Luís Antonio, um demiurgo gozador, ri de tudo.
Ao contrário do que possa parecer, a sua atitude poética não é de indiferença, mas de compreensão do humano. Diante do caos que o rodeia, só pode entender o grito da criação como um “fiat breu”. E o seu clamor se estende para uma divindade – não aquela de onipotente ausência, mas a que arrasta as suas asas negras sobre nós, à maneira de um Baudelaire, quando este invoca: “Oh Satã, tu que és o rei dos anjos, tenha piedade de nossa longa miséria!” Mas estas afirmações não fazem do poeta dos temporais um cantador de aberrações e das trevas.
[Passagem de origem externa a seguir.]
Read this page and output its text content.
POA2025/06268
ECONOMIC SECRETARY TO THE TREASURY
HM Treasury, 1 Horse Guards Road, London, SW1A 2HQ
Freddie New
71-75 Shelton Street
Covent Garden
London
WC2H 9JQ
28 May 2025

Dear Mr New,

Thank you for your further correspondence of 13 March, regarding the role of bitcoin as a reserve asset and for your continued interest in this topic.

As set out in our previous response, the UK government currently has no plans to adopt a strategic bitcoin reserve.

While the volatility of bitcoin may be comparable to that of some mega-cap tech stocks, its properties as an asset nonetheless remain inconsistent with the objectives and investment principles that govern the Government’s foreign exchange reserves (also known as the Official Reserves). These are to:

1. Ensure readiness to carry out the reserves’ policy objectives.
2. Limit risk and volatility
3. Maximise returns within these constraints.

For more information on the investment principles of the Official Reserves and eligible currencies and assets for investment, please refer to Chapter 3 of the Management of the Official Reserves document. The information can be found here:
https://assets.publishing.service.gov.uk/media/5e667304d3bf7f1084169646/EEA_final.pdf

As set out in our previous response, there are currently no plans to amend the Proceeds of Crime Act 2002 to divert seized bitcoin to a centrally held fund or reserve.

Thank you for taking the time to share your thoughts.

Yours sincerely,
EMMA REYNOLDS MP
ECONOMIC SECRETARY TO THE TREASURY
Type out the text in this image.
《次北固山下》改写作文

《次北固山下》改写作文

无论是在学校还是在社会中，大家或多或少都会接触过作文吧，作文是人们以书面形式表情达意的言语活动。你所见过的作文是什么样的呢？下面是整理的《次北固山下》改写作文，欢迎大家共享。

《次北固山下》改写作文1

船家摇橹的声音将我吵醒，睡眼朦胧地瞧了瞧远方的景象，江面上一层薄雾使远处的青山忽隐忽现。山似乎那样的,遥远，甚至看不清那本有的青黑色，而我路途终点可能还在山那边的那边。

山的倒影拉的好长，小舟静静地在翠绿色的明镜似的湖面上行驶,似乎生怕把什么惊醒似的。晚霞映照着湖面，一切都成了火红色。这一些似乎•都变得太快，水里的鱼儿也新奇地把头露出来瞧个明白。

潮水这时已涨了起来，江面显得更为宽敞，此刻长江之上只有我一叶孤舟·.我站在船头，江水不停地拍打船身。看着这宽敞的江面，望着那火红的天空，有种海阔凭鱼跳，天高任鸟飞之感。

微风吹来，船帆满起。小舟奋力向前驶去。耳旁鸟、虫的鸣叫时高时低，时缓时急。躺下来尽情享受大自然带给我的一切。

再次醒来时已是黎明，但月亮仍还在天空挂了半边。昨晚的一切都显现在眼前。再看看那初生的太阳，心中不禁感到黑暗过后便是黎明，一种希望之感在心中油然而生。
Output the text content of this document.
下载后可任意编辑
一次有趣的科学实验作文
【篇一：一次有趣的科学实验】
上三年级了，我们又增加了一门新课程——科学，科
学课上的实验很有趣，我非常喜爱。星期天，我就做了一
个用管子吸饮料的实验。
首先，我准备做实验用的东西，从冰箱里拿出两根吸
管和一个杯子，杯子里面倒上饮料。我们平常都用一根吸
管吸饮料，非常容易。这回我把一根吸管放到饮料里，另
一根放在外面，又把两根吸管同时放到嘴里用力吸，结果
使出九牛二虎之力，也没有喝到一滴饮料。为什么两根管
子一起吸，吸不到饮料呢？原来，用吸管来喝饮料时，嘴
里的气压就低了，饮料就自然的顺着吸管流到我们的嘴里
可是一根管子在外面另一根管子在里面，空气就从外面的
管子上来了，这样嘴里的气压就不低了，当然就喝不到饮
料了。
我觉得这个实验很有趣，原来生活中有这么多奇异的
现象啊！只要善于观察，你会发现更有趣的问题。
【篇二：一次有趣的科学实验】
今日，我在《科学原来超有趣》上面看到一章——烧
Pelo contrário. Luís Antonio fala, o tempo todo, do amor, da solidão, do eu e da dor. Seus poemas nada têm de lúgubres, sombrios, pesados.
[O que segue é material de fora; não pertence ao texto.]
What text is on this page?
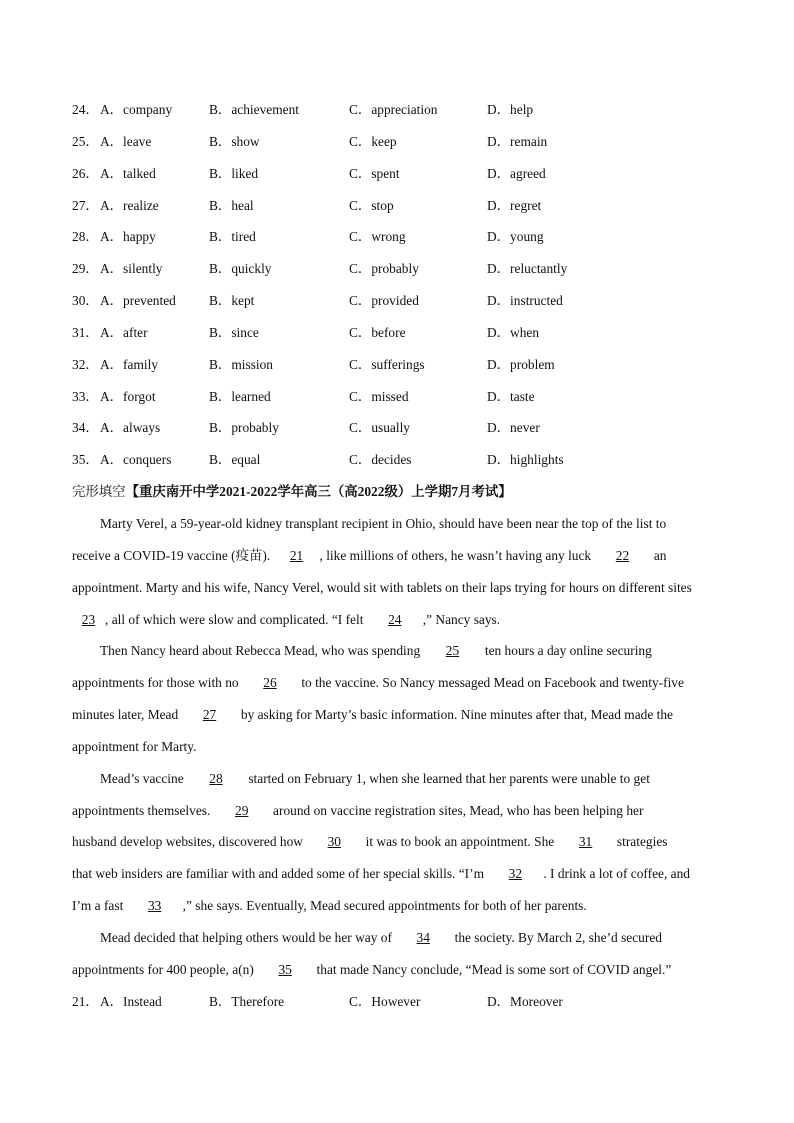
24． A．company	B．achievement	C．appreciation	D．help
25． A．leave	B．show	C．keep	D．remain
26． A．talked	B．liked	C．spent	D．agreed
27． A．realize	B．heal	C．stop	D．regret
28． A．happy	B．tired	C．wrong	D．young
29． A．silently	B．quickly	C．probably	D．reluctantly
30． A．prevented B．kept	C．provided	D．instructed
31． A．after	B．since	C．before	D．when
32． A．family	B．mission	C．sufferings	D．problem
33． A．forgot	B．learned	C．missed	D．taste
34． A．always	B．probably	C．usually	D．never
35． A．conquers	B．equal	C．decides	D．highlights
完形填空【重庆南开中学2021-2022学年高三（高2022级）上学期7月考试】
Marty Verel, a 59-year-old kidney transplant recipient in Ohio, should have been near the top of the list to
receive a COVID-19 vaccine (疫苗). 21 , like millions of others, he wasn’t having any luck 22 an
appointment. Marty and his wife, Nancy Verel, would sit with tablets on their laps trying for hours on different sites
23 , all of which were slow and complicated. “I felt 24 ,” Nancy says.
Then Nancy heard about Rebecca Mead, who was spending 25 ten hours a day online securing
appointments for those with no 26 to the vaccine. So Nancy messaged Mead on Facebook and twenty-five
minutes later, Mead 27 by asking for Marty’s basic information. Nine minutes after that, Mead made the
appointment for Marty.
Mead’s vaccine 28 started on February 1, when she learned that her parents were unable to get
appointments themselves. 29 around on vaccine registration sites, Mead, who has been helping her
husband develop websites, discovered how 30 it was to book an appointment. She 31 strategies
that web insiders are familiar with and added some of her special skills. “I’m 32 . I drink a lot of coffee, and
I’m a fast 33 ,” she says. Eventually, Mead secured appointments for both of her parents.
Mead decided that helping others would be her way of 34 the society. By March 2, she’d secured
appointments for 400 people, a(n) 35 that made Nancy conclude, “Mead is some sort of COVID angel.”
21． A．Instead	B．Therefore	C．However	D．Moreover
A grande faceta desse poeta é dizer essas coisas claramente, atribuindo a cada verso leveza e espanto, quase tudo dentro de uma forma que elegeu (ou que o elegeu): o soneto.
Que conforto é para o apreciador de poesia se deparar com um poeta da estatura de Luís Antonio Cajazeira Ramos, que dialoga com a tradição, mas que, sobretudo, com voz própria e firme, atualiza e renova o discurso poético e inova no soneto, dando uma contribuição singular para essa forma dentro da poesia brasileira contemporânea.
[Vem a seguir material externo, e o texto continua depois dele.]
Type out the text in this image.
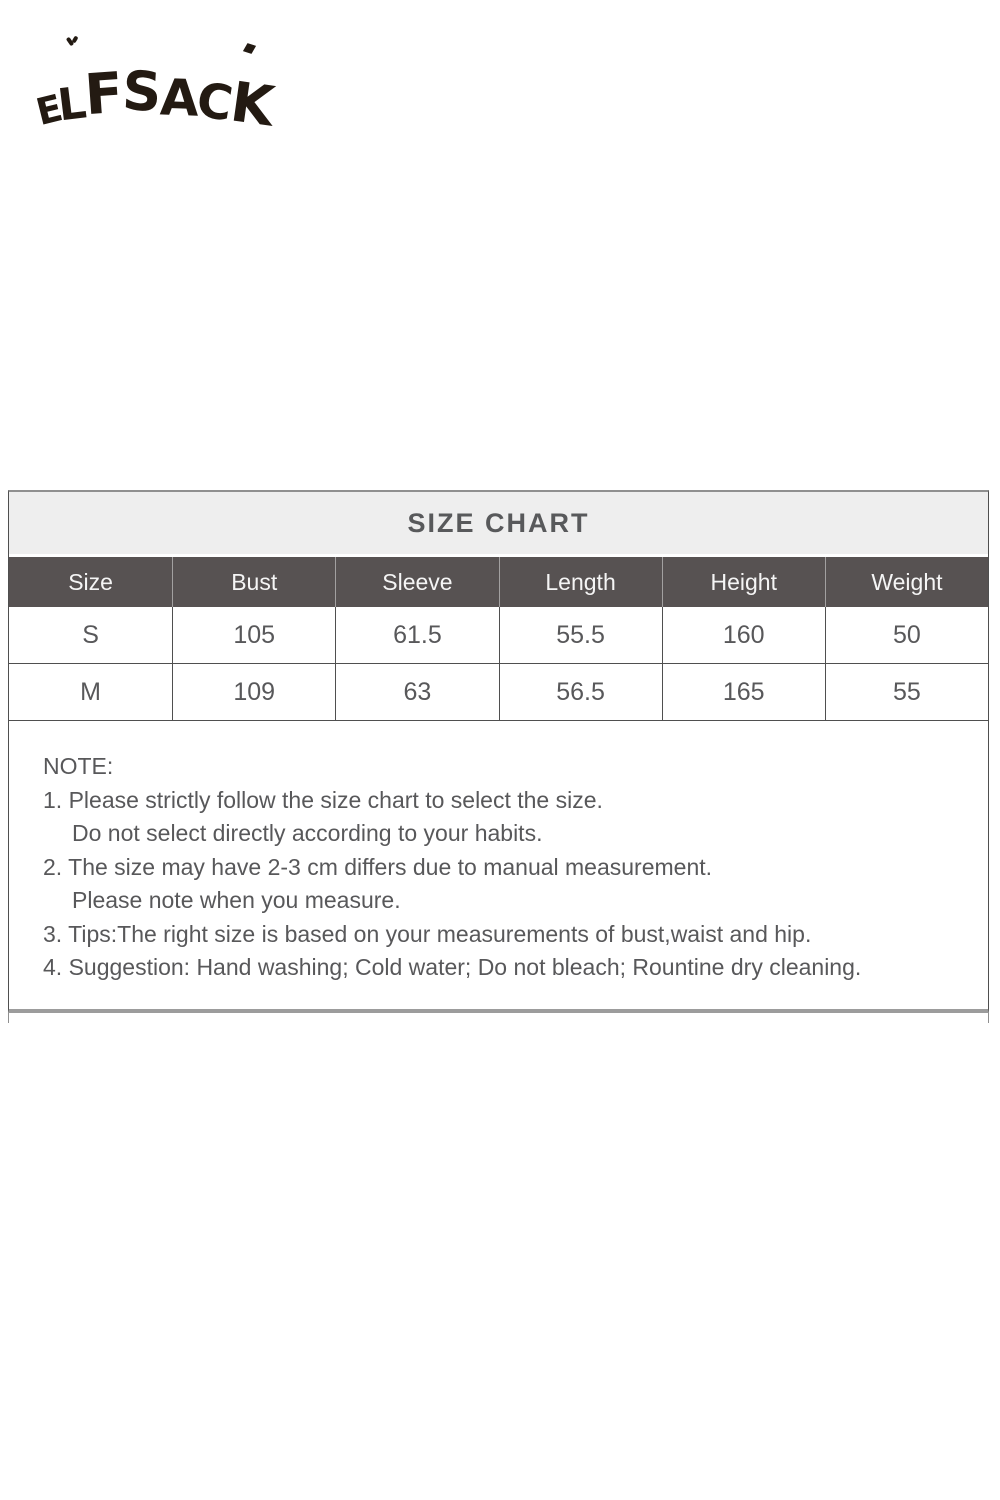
E
L
F
S
A
C
K
SIZE CHART
Size	Bust	Sleeve	Length	Height	Weight
S	105	61.5	55.5	160	50
M	109	63	56.5	165	55
NOTE:
1. Please strictly follow the size chart to select the size.
Do not select directly according to your habits.
2. The size may have 2-3 cm differs due to manual measurement.
Please note when you measure.
3. Tips:The right size is based on your measurements of bust,waist and hip.
4. Suggestion: Hand washing; Cold water; Do not bleach; Rountine dry cleaning.
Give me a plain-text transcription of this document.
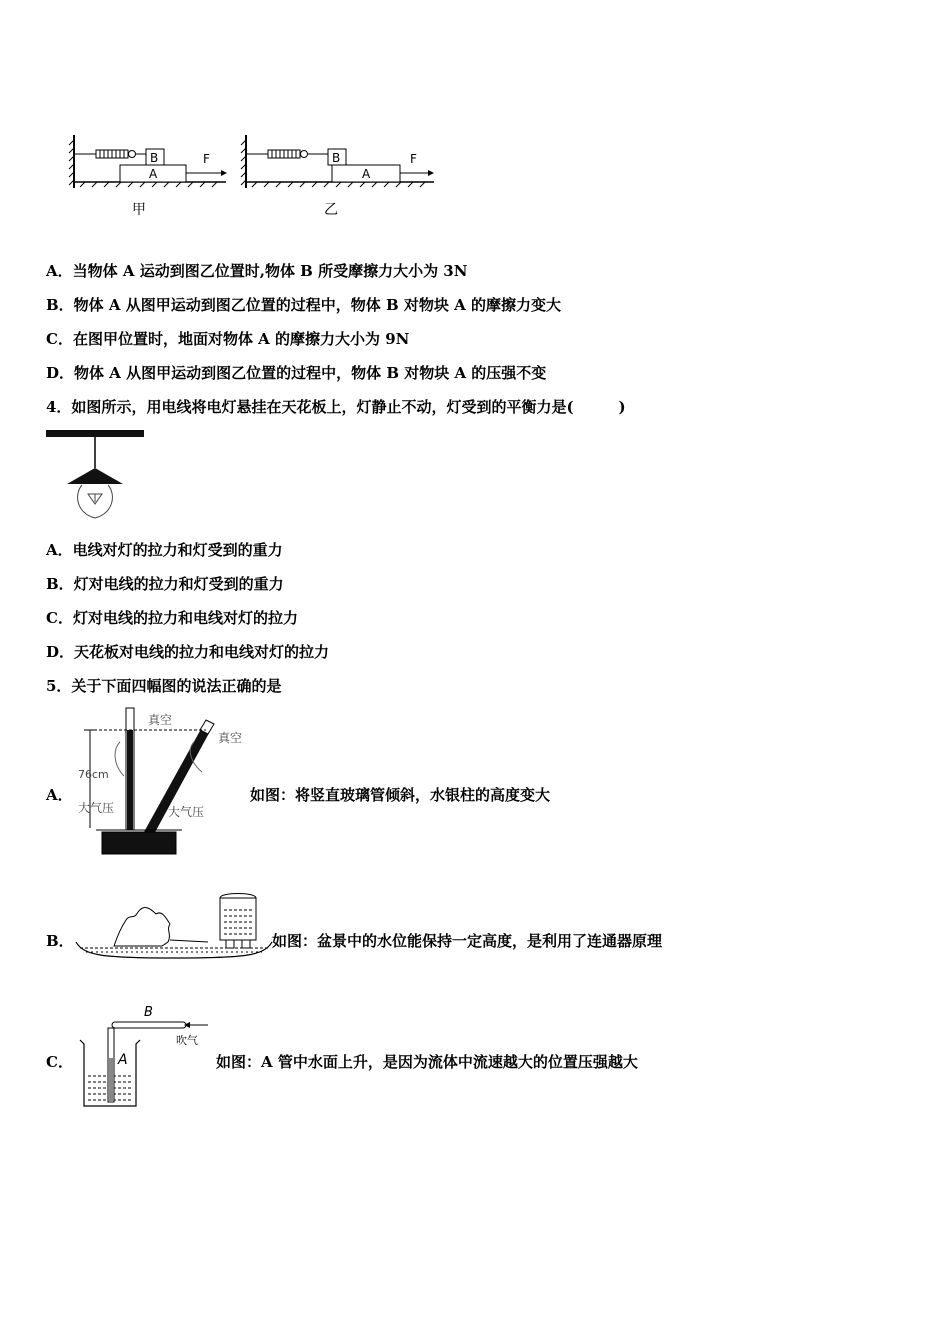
B
A
F	B
A
F
甲	乙
A．当物体 A 运动到图乙位置时,物体 B 所受摩擦力大小为 3N
B．物体 A 从图甲运动到图乙位置的过程中，物体 B 对物块 A 的摩擦力变大
C．在图甲位置时，地面对物体 A 的摩擦力大小为 9N
D．物体 A 从图甲运动到图乙位置的过程中，物体 B 对物块 A 的压强不变
4．如图所示，用电线将电灯悬挂在天花板上，灯静止不动，灯受到的平衡力是(　　　)
A．电线对灯的拉力和灯受到的重力
B．灯对电线的拉力和灯受到的重力
C．灯对电线的拉力和电线对灯的拉力
D．天花板对电线的拉力和电线对灯的拉力
5．关于下面四幅图的说法正确的是
A．
真空
真空
76cm
大气压	大气压
如图：将竖直玻璃管倾斜，水银柱的高度变大
B．	如图：盆景中的水位能保持一定高度，是利用了连通器原理
C．
B
吹气
A	如图：A 管中水面上升，是因为流体中流速越大的位置压强越大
Resta, então, ao leitor, experimentar a intensidade dessa poesia, caminhar “na solidão do campo de narcisos” e perceber que o seu tempo, leitor, já passou e que você nem se deu conta. Diante desse lirismo tão irônico, no entanto, não é preciso atormentar-se. A voz do poeta, que penetrou na sua ferida, agora vem e “enquanto a nuvem se exauria aflita”, “enquanto o bom pastor toca sua flauta”, “enquanto eu busco, imperfeito, a poesia”, “um novo amor convido para a dança”.


Resenha publicada no jornal A Tarde Cultural em 5 de maio de 2007, em Salvador.